The only requirement for this tutorial is the Apache web server running on some *nix.

Create a directory in your served content that you'd like to lock.  Assuming no changes have been made to your default Apache setup, that's probably at '/var/www/html/'.  In this example, we're serving a directory located at '/var/www/html/example/'.  We'll create a folder called 'secrets' and lock it.

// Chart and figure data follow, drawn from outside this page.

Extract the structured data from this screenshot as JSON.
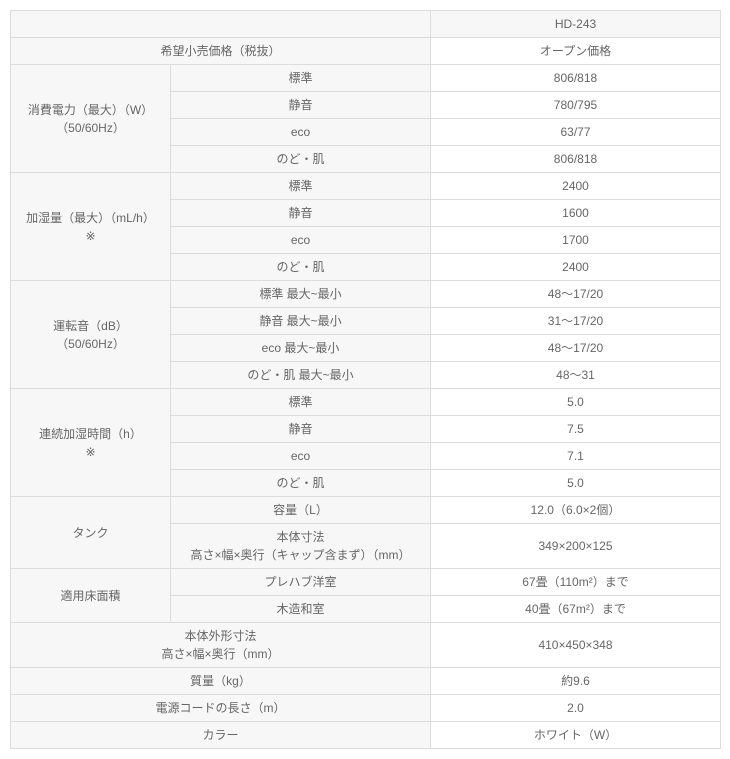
{
  "colors": {
    "border": "#dcdcdc",
    "header_bg": "#f7f7f7",
    "data_bg": "#ffffff",
    "text": "#666666"
  },
  "model": "HD-243",
  "price_label": "希望小売価格（税抜）",
  "price_value": "オープン価格",
  "power": {
    "label_l1": "消費電力（最大）（W）",
    "label_l2": "（50/60Hz）",
    "rows": {
      "std": {
        "label": "標準",
        "value": "806/818"
      },
      "quiet": {
        "label": "静音",
        "value": "780/795"
      },
      "eco": {
        "label": "eco",
        "value": "63/77"
      },
      "skin": {
        "label": "のど・肌",
        "value": "806/818"
      }
    }
  },
  "humid": {
    "label_l1": "加湿量（最大）（mL/h）",
    "label_l2": "※",
    "rows": {
      "std": {
        "label": "標準",
        "value": "2400"
      },
      "quiet": {
        "label": "静音",
        "value": "1600"
      },
      "eco": {
        "label": "eco",
        "value": "1700"
      },
      "skin": {
        "label": "のど・肌",
        "value": "2400"
      }
    }
  },
  "noise": {
    "label_l1": "運転音（dB）",
    "label_l2": "（50/60Hz）",
    "rows": {
      "std": {
        "label": "標準 最大~最小",
        "value": "48～17/20"
      },
      "quiet": {
        "label": "静音 最大~最小",
        "value": "31～17/20"
      },
      "eco": {
        "label": "eco 最大~最小",
        "value": "48～17/20"
      },
      "skin": {
        "label": "のど・肌 最大~最小",
        "value": "48～31"
      }
    }
  },
  "runtime": {
    "label_l1": "連続加湿時間（h）",
    "label_l2": "※",
    "rows": {
      "std": {
        "label": "標準",
        "value": "5.0"
      },
      "quiet": {
        "label": "静音",
        "value": "7.5"
      },
      "eco": {
        "label": "eco",
        "value": "7.1"
      },
      "skin": {
        "label": "のど・肌",
        "value": "5.0"
      }
    }
  },
  "tank": {
    "label": "タンク",
    "capacity": {
      "label": "容量（L）",
      "value": "12.0（6.0×2個）"
    },
    "body": {
      "label_l1": "本体寸法",
      "label_l2": "高さ×幅×奥行（キャップ含まず）（mm）",
      "value": "349×200×125"
    }
  },
  "floor": {
    "label": "適用床面積",
    "prefab": {
      "label": "プレハブ洋室",
      "value": "67畳（110m²）まで"
    },
    "japanese": {
      "label": "木造和室",
      "value": "40畳（67m²）まで"
    }
  },
  "outer": {
    "label_l1": "本体外形寸法",
    "label_l2": "高さ×幅×奥行（mm）",
    "value": "410×450×348"
  },
  "mass": {
    "label": "質量（kg）",
    "value": "約9.6"
  },
  "cord": {
    "label": "電源コードの長さ（m）",
    "value": "2.0"
  },
  "color": {
    "label": "カラー",
    "value": "ホワイト（W）"
  }
}
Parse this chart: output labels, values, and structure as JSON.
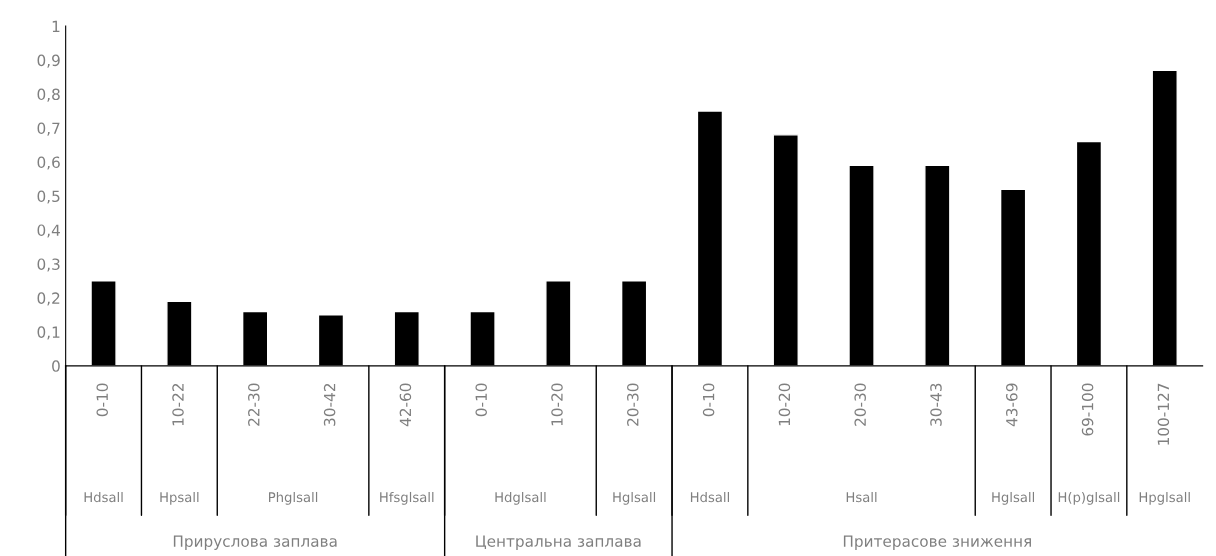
{
  "chart_data": {
    "type": "bar",
    "categories": [
      "0-10",
      "10-22",
      "22-30",
      "30-42",
      "42-60",
      "0-10",
      "10-20",
      "20-30",
      "0-10",
      "10-20",
      "20-30",
      "30-43",
      "43-69",
      "69-100",
      "100-127"
    ],
    "values": [
      0.25,
      0.19,
      0.16,
      0.15,
      0.16,
      0.16,
      0.25,
      0.25,
      0.75,
      0.68,
      0.59,
      0.59,
      0.52,
      0.66,
      0.87
    ],
    "color": "#000000",
    "ylim": [
      0,
      1
    ],
    "yticks": [
      0,
      {
        "value": 0.1,
        "label": "0,1"
      },
      {
        "value": 0.2,
        "label": "0,2"
      },
      {
        "value": 0.3,
        "label": "0,3"
      },
      {
        "value": 0.4,
        "label": "0,4"
      },
      {
        "value": 0.5,
        "label": "0,5"
      },
      {
        "value": 0.6,
        "label": "0,6"
      },
      {
        "value": 0.7,
        "label": "0,7"
      },
      {
        "value": 0.8,
        "label": "0,8"
      },
      {
        "value": 0.9,
        "label": "0,9"
      },
      1
    ],
    "grid": false,
    "annotations": [
      "Hdsall",
      "Hpsall",
      "Phglsall",
      "Hfsglsall",
      "Hdglsall",
      "Hglsall",
      "Hdsall",
      "Hsall",
      "Hglsall",
      "H(p)glsall",
      "Hpglsall",
      "Прируслова заплава",
      "Центральна заплава",
      "Притерасове зниження"
    ]
  }
}
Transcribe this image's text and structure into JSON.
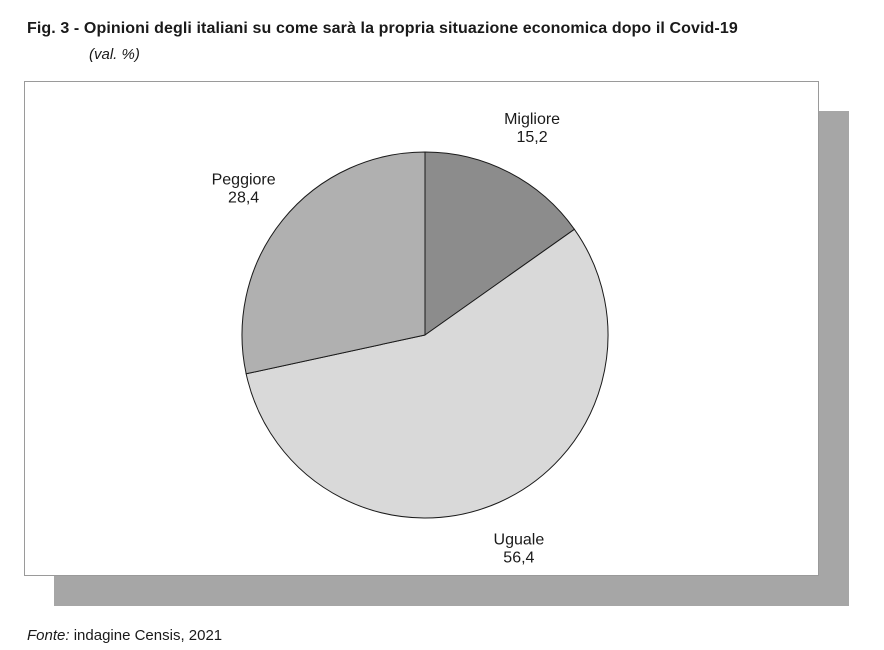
{
  "figure": {
    "title": "Fig. 3 - Opinioni degli italiani su come sarà la propria situazione economica dopo il Covid-19",
    "subtitle": "(val. %)"
  },
  "source": {
    "prefix": "Fonte:",
    "text": "indagine Censis, 2021"
  },
  "chart_data": {
    "type": "pie",
    "title": "Opinioni degli italiani su come sarà la propria situazione economica dopo il Covid-19",
    "unit": "val. %",
    "start_angle_deg": 0,
    "direction": "clockwise",
    "slices": [
      {
        "label": "Migliore",
        "value": 15.2,
        "display": "15,2",
        "color": "#8c8c8c"
      },
      {
        "label": "Uguale",
        "value": 56.4,
        "display": "56,4",
        "color": "#d9d9d9"
      },
      {
        "label": "Peggiore",
        "value": 28.4,
        "display": "28,4",
        "color": "#b0b0b0"
      }
    ],
    "stroke_color": "#1a1a1a",
    "legend": "none"
  }
}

Create the folder you want to lock:

$ cd /var/www/html/example
$ sudo mkdir secrets

Change the ownership to your web user (the user Apache runs as, by default 'www-data'):

$ sudo chown www-data:www-data secrets

Enter your new folder, and create a file called .htaccess:

$ cd secrets
$ sudo vi .htaccess

Edit the .htaccess file to contain the following lines:

AuthName "Yes?"
AuthUserFile /etc/apache2/.htpasswd
AuthType Basic
Require valid-user

Each line explained:

  • 'AuthName' is the string that Apache will prompt the user with
  • 'AuthUserFile' is the location of the username and password to validate against
  • 'AuthType' specifies the type of authentication ('Basic' is implemented by mod_auth_basic)
  • 'Require' allows conditional access restrictions (eg. by IP range, by HTTP header)

Because all Apache (running as www-data) needs to do is read the file, we can leave it as owned by root.

Last, we need to create the password file which in accordance with the 'AuthUserFile' directive:

$ sudo htpasswd -c /etc/apache2/.htpasswd <username>

Enter a password for your locked folder and then re-enter the same password:

Create htpacces pasword file

htpasswd comes with Apache and takes care of salting/hashing your password. -c tells htpasswd to create a new file.

There should be no need to restart Apache after htaccess changes.  Simply navigate your browser to the locked page (ie. 'yoursite.com/secrets'), and you'll be prompted for a username and password.  Enter the credentials you just setup and you're good to go!